В этот момент на палубу вернулся Ойшин. Долговязая фигура его сутулилась больше обычного, а еще мне показалось, что и лицо у него было расстроенное. Может, что-то случилось дома? В любом случае, я ощутила, что задушевный наш с товарищем Орландо разговор будет прерван – даже если и не словами Ойшина, то его молчанием. Была нарушена внутренняя гармония атмосферы.

– Нам завтра рано вставать, товарищ Орландо, – поспешно сказала я, – Очень здорово с Вами разговаривать, но пора, как говориться и баиньки. Если Вы еще помните такое выражение по-русски. …

Когда мы спускались к каютам, которых на «Эсперансе» было три, Ойшин вдруг сказал:

– Извини, Женя… Ты не против того, чтобы мы… Чтобы мы остановились на ночь в одной каюте? Не подумай ничего нехорошего. Я не стал бы просить тебя, но мне сейчас довольно скверно.
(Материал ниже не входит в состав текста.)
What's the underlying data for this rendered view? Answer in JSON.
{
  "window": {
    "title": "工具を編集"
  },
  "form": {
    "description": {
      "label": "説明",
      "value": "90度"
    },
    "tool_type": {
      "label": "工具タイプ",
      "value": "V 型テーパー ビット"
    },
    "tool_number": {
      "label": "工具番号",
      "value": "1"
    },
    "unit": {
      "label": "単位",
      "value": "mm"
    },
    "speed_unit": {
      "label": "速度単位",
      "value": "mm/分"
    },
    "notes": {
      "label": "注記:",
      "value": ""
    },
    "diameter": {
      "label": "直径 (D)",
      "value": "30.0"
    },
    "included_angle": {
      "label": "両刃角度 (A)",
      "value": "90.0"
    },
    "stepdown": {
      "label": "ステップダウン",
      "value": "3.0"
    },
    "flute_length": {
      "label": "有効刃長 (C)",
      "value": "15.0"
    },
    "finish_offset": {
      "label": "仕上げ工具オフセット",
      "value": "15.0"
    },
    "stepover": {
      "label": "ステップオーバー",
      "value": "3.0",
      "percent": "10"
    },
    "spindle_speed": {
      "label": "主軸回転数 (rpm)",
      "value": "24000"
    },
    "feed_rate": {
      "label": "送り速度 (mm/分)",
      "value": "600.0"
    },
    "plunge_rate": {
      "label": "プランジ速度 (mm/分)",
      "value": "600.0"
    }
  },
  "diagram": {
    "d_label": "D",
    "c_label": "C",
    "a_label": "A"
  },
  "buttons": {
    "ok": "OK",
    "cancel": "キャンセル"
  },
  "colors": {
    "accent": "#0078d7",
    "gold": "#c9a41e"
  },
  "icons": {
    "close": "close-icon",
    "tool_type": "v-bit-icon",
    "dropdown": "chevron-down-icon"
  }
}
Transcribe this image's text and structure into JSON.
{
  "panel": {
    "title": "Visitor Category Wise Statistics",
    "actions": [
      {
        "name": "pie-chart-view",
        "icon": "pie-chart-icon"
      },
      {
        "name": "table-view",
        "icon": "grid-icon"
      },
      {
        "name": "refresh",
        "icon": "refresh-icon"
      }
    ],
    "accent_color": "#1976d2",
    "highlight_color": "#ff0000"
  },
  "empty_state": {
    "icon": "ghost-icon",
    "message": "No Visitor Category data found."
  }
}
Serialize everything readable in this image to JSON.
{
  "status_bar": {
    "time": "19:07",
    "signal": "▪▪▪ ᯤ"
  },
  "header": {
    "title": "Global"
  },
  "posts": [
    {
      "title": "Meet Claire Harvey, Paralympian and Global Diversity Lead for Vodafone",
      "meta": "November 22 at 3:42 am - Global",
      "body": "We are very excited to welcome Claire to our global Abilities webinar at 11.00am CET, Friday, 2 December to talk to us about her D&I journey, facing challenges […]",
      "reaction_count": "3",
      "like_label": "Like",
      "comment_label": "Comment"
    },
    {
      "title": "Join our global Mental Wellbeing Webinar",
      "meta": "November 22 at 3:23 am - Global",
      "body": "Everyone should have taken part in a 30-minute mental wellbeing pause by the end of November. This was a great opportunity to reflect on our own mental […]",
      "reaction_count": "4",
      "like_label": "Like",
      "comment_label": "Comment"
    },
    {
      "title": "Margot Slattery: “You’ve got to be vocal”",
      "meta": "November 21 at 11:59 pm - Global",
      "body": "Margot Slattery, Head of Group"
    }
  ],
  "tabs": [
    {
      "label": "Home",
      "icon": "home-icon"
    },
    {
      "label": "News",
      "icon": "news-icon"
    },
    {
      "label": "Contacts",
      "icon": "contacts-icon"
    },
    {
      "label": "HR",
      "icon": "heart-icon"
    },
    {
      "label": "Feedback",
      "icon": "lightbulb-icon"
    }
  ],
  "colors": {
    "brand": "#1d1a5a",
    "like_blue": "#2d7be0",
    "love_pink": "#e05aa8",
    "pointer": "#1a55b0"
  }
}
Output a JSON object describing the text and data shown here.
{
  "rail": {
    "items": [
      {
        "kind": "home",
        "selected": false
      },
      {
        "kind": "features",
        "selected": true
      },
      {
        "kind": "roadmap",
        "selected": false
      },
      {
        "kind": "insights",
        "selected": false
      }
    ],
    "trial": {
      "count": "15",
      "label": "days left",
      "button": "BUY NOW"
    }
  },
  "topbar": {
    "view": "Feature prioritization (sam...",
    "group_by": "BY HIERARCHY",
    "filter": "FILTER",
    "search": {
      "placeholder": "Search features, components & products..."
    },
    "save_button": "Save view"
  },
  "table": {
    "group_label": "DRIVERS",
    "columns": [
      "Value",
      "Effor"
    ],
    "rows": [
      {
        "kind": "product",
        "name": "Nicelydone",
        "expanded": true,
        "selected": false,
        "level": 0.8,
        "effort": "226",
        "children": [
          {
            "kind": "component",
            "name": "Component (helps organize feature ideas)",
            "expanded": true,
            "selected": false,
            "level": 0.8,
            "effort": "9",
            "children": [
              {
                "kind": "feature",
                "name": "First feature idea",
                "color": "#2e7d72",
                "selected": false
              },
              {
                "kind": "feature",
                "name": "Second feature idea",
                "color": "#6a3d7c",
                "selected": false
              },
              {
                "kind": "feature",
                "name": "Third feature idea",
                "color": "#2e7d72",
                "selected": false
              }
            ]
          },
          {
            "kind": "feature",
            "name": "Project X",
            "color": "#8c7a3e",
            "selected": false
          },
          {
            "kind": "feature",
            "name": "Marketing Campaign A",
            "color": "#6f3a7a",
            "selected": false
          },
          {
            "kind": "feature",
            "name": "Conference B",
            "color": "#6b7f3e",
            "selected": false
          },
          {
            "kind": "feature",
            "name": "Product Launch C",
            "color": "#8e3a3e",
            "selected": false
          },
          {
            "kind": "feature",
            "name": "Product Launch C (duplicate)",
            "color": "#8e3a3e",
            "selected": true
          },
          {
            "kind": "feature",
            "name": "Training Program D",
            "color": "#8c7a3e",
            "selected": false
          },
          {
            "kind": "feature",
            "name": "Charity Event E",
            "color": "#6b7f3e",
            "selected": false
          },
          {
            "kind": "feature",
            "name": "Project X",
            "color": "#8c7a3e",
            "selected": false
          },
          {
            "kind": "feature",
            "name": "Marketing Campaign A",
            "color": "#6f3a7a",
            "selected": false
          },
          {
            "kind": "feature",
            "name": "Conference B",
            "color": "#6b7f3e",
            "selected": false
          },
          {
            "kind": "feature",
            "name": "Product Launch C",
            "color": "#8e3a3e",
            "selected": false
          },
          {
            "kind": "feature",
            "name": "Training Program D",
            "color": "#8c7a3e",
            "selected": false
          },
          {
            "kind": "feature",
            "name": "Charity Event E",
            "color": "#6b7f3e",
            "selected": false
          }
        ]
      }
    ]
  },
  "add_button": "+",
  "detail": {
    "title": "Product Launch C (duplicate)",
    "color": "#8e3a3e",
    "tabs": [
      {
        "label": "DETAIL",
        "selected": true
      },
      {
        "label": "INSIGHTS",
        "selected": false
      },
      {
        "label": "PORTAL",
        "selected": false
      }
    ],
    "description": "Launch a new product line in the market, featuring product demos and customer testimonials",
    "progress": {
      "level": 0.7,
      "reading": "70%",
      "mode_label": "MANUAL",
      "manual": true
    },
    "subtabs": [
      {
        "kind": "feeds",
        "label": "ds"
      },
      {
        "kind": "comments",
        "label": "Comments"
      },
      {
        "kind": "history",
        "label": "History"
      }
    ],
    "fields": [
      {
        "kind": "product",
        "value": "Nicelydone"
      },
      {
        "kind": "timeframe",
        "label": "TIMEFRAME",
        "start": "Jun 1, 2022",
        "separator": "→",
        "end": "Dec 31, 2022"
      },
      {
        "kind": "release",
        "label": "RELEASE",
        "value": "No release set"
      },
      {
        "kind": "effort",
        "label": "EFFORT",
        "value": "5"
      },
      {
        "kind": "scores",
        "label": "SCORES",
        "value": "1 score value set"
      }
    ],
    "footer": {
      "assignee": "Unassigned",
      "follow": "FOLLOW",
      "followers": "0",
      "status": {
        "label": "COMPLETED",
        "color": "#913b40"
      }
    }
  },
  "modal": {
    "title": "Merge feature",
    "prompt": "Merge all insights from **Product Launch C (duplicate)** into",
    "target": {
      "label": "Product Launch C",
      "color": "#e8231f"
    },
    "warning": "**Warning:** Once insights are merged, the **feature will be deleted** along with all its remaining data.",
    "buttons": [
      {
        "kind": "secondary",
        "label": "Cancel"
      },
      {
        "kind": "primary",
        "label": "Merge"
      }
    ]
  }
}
Может, поговорим немного – неважно о чем?

– 

Если честно, то я очень растерялась.

– Что-нибудь случилось? – спросила я, – Что-нибудь в письме?

– Нет, – покачал Ойшин головой, – В письме-то как раз ничего такого… Просто оно от моего брата Падди…А я думал, что…. В общем, это неважно, что я думал, но мне не хотелось бы сейчас быть одному….

Я колебалась. Я хорошо понимала, как он себя чувствует: сама совсем недавно была в таком же состоянии, когда лазила по вечерам по крышам, но все-таки как-то…

– Ладно, – сказала я, – Только я очень устала, просто с ног валюсь, поэтому долгого разговора тебе не обещаю. Не обижайся. Если увидишь, что я засыпаю в середине разговора, я тебя лучше утром как следует выслушаю, идет?

На самом деле я и сама боялась открыть конверт с полученным мною письмом и решила не делать этого до самого возвращения на Кюрасао, как у меня ни чесались руки. Но вдруг письма от Ри Рана там снова нет? А два человека в состоянии депрессии в одной каюте – это будет уже слишком.

– Идет, – сказал Ойшин как-то тускло, – Я тоже устал.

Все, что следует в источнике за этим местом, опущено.